A converging lens produces a four times magnified and upright image of an object placed in front of it. If the focal length of the lens is 20cm. Calculate the object distance.
To calculate the object distance in this scenario, we can use the magnification formula:
Magnification (m) = -image distance (di) / object distance (do)
Given that the magnification (m) is 4, we can substitute it into the formula:
4 = -di / do
Since the image is upright, the negative sign is used to indicate that the image is virtual.
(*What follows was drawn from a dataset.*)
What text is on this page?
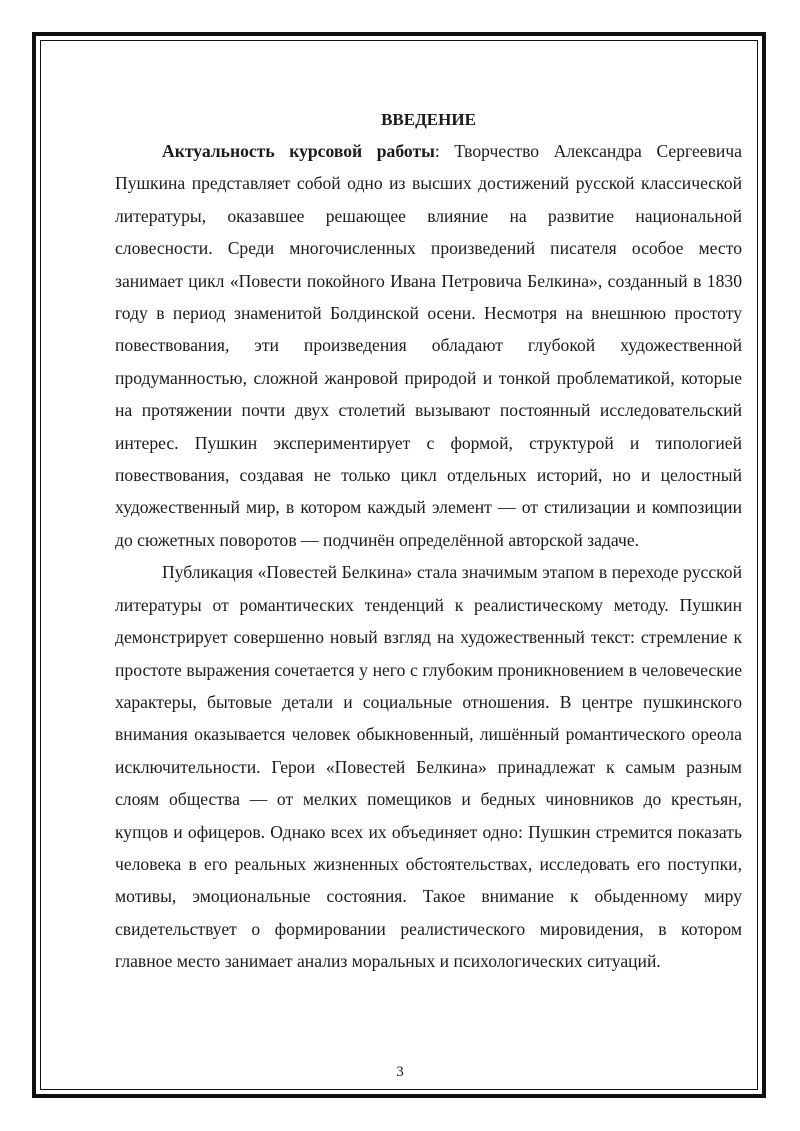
ВВЕДЕНИЕ

Актуальность курсовой работы: Творчество Александра Сергеевича Пушкина представляет собой одно из высших достижений русской классической литературы, оказавшее решающее влияние на развитие национальной словесности. Среди многочисленных произведений писателя особое место занимает цикл «Повести покойного Ивана Петровича Белкина», созданный в 1830 году в период знаменитой Болдинской осени. Несмотря на внешнюю простоту повествования, эти произведения обладают глубокой художественной продуманностью, сложной жанровой природой и тонкой проблематикой, которые на протяжении почти двух столетий вызывают постоянный исследовательский интерес. Пушкин экспериментирует с формой, структурой и типологией повествования, создавая не только цикл отдельных историй, но и целостный художественный мир, в котором каждый элемент — от стилизации и композиции до сюжетных поворотов — подчинён определённой авторской задаче.

Публикация «Повестей Белкина» стала значимым этапом в переходе русской литературы от романтических тенденций к реалистическому методу. Пушкин демонстрирует совершенно новый взгляд на художественный текст: стремление к простоте выражения сочетается у него с глубоким проникновением в человеческие характеры, бытовые детали и социальные отношения. В центре пушкинского внимания оказывается человек обыкновенный, лишённый романтического ореола исключительности. Герои «Повестей Белкина» принадлежат к самым разным слоям общества — от мелких помещиков и бедных чиновников до крестьян, купцов и офицеров. Однако всех их объединяет одно: Пушкин стремится показать человека в его реальных жизненных обстоятельствах, исследовать его поступки, мотивы, эмоциональные состояния. Такое внимание к обыденному миру свидетельствует о формировании реалистического мировидения, в котором главное место занимает анализ моральных и психологических ситуаций.

3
Now, let's determine the focal length (f) of the converging lens, which is given as 20 cm. For a converging lens, the focal length is positive.
Using the lens formula:
1/f = 1/do + 1/di
Substituting the given values:
1/20 = 1/do + 1/di
We can simplify the equation to:
1/do = 1/20 - 1/di
Now, we have two equations:
4 = -di / do
1/do = 1/20 - 1/di
To solve these equations, we need to combine them and eliminate one of the variables.
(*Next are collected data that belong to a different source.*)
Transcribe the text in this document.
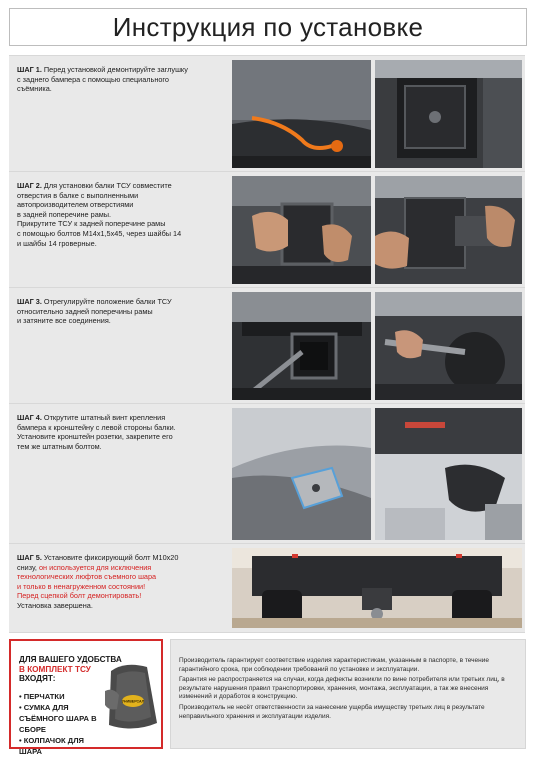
Инструкция по установке
ШАГ 1. Перед установкой демонтируйте заглушку
с заднего бампера с помощью специального
съёмника.
ШАГ 2. Для установки балки ТСУ совместите
отверстия в балке с выполненными
автопроизводителем отверстиями
в задней поперечине рамы.
Прикрутите ТСУ к задней поперечине рамы
с помощью болтов М14х1,5х45, через шайбы 14
и шайбы 14 гроверные.
ШАГ 3. Отрегулируйте положение балки ТСУ
относительно задней поперечины рамы
и затяните все соединения.
ШАГ 4. Открутите штатный винт крепления
бампера к кронштейну с левой стороны балки.
Установите кронштейн розетки, закрепите его
тем же штатным болтом.
ШАГ 5. Установите фиксирующий болт М10х20
снизу, он используется для исключения
технологических люфтов съемного шара
и только в ненагруженном состоянии!
Перед сцепкой болт демонтировать!
Установка завершена.
ДЛЯ ВАШЕГО УДОБСТВА
В КОМПЛЕКТ ТСУ
ВХОДЯТ:
• ПЕРЧАТКИ
• СУМКА ДЛЯ СЪЁМНОГО ШАРА В СБОРЕ
• КОЛПАЧОК ДЛЯ ШАРА
УНИВЕРСАЛ

Производитель гарантирует соответствие изделия характеристикам, указанным в паспорте, в течение гарантийного срока, при соблюдении требований по установке и эксплуатации.

Гарантия не распространяется на случаи, когда дефекты возникли по вине потребителя или третьих лиц, в результате нарушения правил транспортировки, хранения, монтажа, эксплуатации, а так же внесения изменений и доработок в конструкцию.

Производитель не несёт ответственности за нанесение ущерба имуществу третьих лиц в результате неправильного хранения и эксплуатации изделия.
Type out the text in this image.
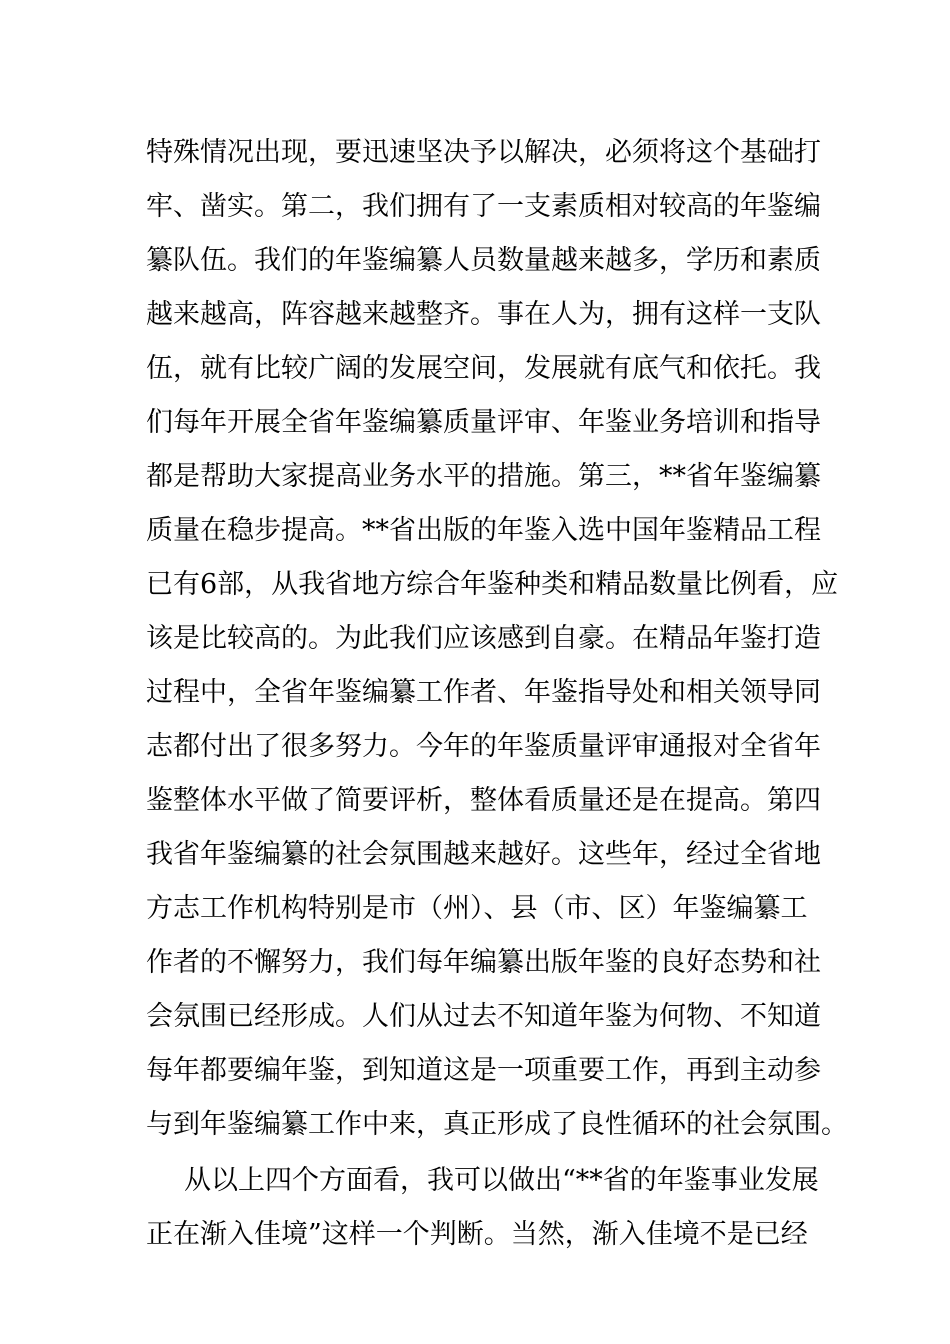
特殊情况出现，要迅速坚决予以解决，必须将这个基础打
牢、凿实。第二，我们拥有了一支素质相对较高的年鉴编
纂队伍。我们的年鉴编纂人员数量越来越多，学历和素质
越来越高，阵容越来越整齐。事在人为，拥有这样一支队
伍，就有比较广阔的发展空间，发展就有底气和依托。我
们每年开展全省年鉴编纂质量评审、年鉴业务培训和指导
都是帮助大家提高业务水平的措施。第三，**省年鉴编纂
质量在稳步提高。**省出版的年鉴入选中国年鉴精品工程
已有6部，从我省地方综合年鉴种类和精品数量比例看，应
该是比较高的。为此我们应该感到自豪。在精品年鉴打造
过程中，全省年鉴编纂工作者、年鉴指导处和相关领导同
志都付出了很多努力。今年的年鉴质量评审通报对全省年
鉴整体水平做了简要评析，整体看质量还是在提高。第四
我省年鉴编纂的社会氛围越来越好。这些年，经过全省地
方志工作机构特别是市（州）、县（市、区）年鉴编纂工
作者的不懈努力，我们每年编纂出版年鉴的良好态势和社
会氛围已经形成。人们从过去不知道年鉴为何物、不知道
每年都要编年鉴，到知道这是一项重要工作，再到主动参
与到年鉴编纂工作中来，真正形成了良性循环的社会氛围。
从以上四个方面看，我可以做出“**省的年鉴事业发展
正在渐入佳境”这样一个判断。当然，渐入佳境不是已经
Multiplying both sides of the first equation by di and multiplying both sides of the second equation by do, we obtain:
4 * di = -do
do = 20 - (20 / di)
Substituting do = 20 - (20 / di) into the first equation:
4 * di = -(20 - (20 / di))
Expanding the equation:
4 * di = -20 + (20 / di)
Multiplying both sides of the equation by di:
4 * di^2 = -20di + 20
Rearranging the equation:
4di^2 + 20di - 20 = 0
Now we have a quadratic equation. We can solve it by factoring or by using the quadratic formula.
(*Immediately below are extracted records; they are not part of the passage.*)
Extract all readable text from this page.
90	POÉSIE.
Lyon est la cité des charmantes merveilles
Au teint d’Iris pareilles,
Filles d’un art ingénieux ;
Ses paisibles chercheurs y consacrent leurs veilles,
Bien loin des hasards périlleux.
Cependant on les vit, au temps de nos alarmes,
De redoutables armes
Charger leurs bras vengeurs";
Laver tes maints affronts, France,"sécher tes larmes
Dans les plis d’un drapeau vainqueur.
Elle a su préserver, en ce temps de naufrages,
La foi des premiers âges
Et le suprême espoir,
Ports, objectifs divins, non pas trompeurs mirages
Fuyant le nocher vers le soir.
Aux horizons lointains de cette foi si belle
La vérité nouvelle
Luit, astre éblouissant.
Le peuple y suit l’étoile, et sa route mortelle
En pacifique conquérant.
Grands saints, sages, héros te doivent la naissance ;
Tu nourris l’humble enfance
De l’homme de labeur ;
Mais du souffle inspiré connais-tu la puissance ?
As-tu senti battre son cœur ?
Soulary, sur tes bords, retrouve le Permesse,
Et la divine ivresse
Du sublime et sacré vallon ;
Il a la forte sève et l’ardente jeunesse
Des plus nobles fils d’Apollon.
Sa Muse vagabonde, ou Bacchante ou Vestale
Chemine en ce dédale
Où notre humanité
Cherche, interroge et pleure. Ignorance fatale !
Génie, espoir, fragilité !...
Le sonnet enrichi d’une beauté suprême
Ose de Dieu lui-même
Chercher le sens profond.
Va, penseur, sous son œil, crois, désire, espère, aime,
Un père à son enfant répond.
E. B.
In this case, the quadratic equation can be simplified by dividing all terms by 4:
di^2 + 5di - 5 = 0
To find the roots of the equation, we can use factoring, completing the square, or the quadratic formula.
Using the quadratic formula:
di = (-b ± √(b^2 - 4ac)) / (2a)
With a = 1, b = 5, and c = -5, we can substitute these values into the quadratic formula:
di = (-5 ± √(5^2 - 4(1)(-5))) / (2(1))
Simplifying further:
di = (-5 ± √(25 + 20)) / 2
di = (-5 ± √45) / 2
So, we have two possible values for the image distance (di):
di = (-5 + √45) / 2
di = (-5 - √45) / 2
Since the image is virtual and upright, the distance must be positive. Thus, only the positive solution is valid:
di = (-5 + √45) / 2
Now we can substitute this value back into the equation to find the object distance (do):
do = 20 - (20 / di)
do = 20 - (20 / ((-5 + √45) / 2))
Simplifying further, we get the object distance:
do ≈ -3.05 cm
Therefore, the object distance is approximately -3.05 cm. However, since the object is placed in front of the lens, the object distance should be positive. Hence, in the actual scenario, the object distance is 3.05 cm.